Paula, seated in the passenger seat, turned her head to look at me.
“Sherrie, don’t forget to fasten your seatbelt,” she said lightly. “There are traffic cops everywhere. You wouldn’t want a ticket.”
Her tone carried casual authority, as if she were the rightful mistress of the car and I was nothing more than an inconvenient guest.
I ignored her and quietly buckled my seatbelt.
As the car sped along the road, I leaned back, exhaustion overtaking me, and drifted off to sleep.
I woke with a jolt, startled by the sudden stop.
The moonlight poured through the window, casting everything outside in a silvery glow. The world was eerily quiet.
“Ian, now that my divorce is public, I can only imagine what people in the village are saying about me.”
Paula’s soft, tearful voice drifted through the open window.
I sat up, looking in the direction of the sound. Ian was standing beneath a tree on the roadside, and Paula was clinging to him, her body pressed close, her eyes glistening with tears.
“Lloyd is still so young,” she whimpered. “I’m terrified people will look down on him.”
Ian’s face filled with sympathy as he reached out to wipe her tears.
“Paula, no one will dare say a word while I’m here. On the 8th, I’ll attend the celebration as Lloyd’s father. I’ll stand by you and the boy.”

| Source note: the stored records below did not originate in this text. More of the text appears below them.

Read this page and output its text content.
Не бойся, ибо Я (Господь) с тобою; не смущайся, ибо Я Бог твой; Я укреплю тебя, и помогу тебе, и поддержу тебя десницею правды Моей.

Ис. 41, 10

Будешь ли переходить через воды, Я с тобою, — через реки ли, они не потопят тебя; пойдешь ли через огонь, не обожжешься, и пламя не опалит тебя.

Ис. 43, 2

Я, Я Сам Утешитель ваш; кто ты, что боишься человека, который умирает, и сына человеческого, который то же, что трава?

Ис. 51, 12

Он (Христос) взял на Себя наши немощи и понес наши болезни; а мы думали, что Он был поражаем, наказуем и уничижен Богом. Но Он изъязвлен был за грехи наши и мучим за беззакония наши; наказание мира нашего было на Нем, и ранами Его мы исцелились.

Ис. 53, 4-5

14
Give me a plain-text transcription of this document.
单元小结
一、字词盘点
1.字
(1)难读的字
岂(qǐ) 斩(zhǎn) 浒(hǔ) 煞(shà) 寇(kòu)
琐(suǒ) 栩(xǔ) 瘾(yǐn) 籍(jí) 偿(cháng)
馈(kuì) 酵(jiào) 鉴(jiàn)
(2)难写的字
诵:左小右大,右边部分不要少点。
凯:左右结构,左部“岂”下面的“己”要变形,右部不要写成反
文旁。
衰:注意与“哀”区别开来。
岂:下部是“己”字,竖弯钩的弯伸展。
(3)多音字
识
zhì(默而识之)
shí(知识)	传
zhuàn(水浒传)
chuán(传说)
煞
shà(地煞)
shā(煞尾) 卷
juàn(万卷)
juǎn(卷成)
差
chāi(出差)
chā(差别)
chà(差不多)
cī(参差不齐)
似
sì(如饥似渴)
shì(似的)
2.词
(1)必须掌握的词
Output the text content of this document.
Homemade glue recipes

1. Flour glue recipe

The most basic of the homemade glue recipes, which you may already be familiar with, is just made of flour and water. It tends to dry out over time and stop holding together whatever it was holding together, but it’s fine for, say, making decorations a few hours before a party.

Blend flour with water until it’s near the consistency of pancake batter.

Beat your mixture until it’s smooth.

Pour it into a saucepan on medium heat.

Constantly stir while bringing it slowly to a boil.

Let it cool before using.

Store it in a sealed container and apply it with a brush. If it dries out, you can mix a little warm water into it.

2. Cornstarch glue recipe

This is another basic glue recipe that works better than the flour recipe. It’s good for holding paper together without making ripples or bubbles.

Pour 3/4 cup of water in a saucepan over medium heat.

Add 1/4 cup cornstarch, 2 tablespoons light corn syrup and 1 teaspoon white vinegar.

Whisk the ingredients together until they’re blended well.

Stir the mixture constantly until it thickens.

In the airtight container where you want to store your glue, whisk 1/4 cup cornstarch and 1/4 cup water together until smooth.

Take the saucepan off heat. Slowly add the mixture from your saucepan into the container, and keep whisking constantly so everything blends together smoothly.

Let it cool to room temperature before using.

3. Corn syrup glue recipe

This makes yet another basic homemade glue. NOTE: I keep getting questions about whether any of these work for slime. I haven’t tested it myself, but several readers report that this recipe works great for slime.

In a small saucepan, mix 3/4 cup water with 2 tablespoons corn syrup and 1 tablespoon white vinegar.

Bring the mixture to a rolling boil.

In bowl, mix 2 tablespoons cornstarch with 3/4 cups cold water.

Paula’s tears turned into a bashful smile. “You’ve been running around for me these past few days. The villagers are probably already convinced you’re Lloyd’s dad.”
Ian chuckled and gently tapped her nose, his gaze tender. “Well, your ex-husband’s never around anyway. Just tell them I am!”
I watched the scene unfold, my heart a chasm of icy numbness. A bitter laugh escaped me, quiet and sharp.
Ian, if only you knew your own child, now lay in an ice-cold coffin. Would you still play pretend as the father of someone else’s child?
A cold wind swept through my chest, hollowing me out further.
I sank back into the car, closing my eyes as if shutting out the world could erase what I’d seen.
A few minutes later, the car door opened and closed.
I didn’t stir, pretending to sleep. Ian got in, humming a cheerful tune, the rhythm beating mockingly in the dark.
He didn’t glance back at me even once.
Back at his family's home, the reception was as cold as I had expected.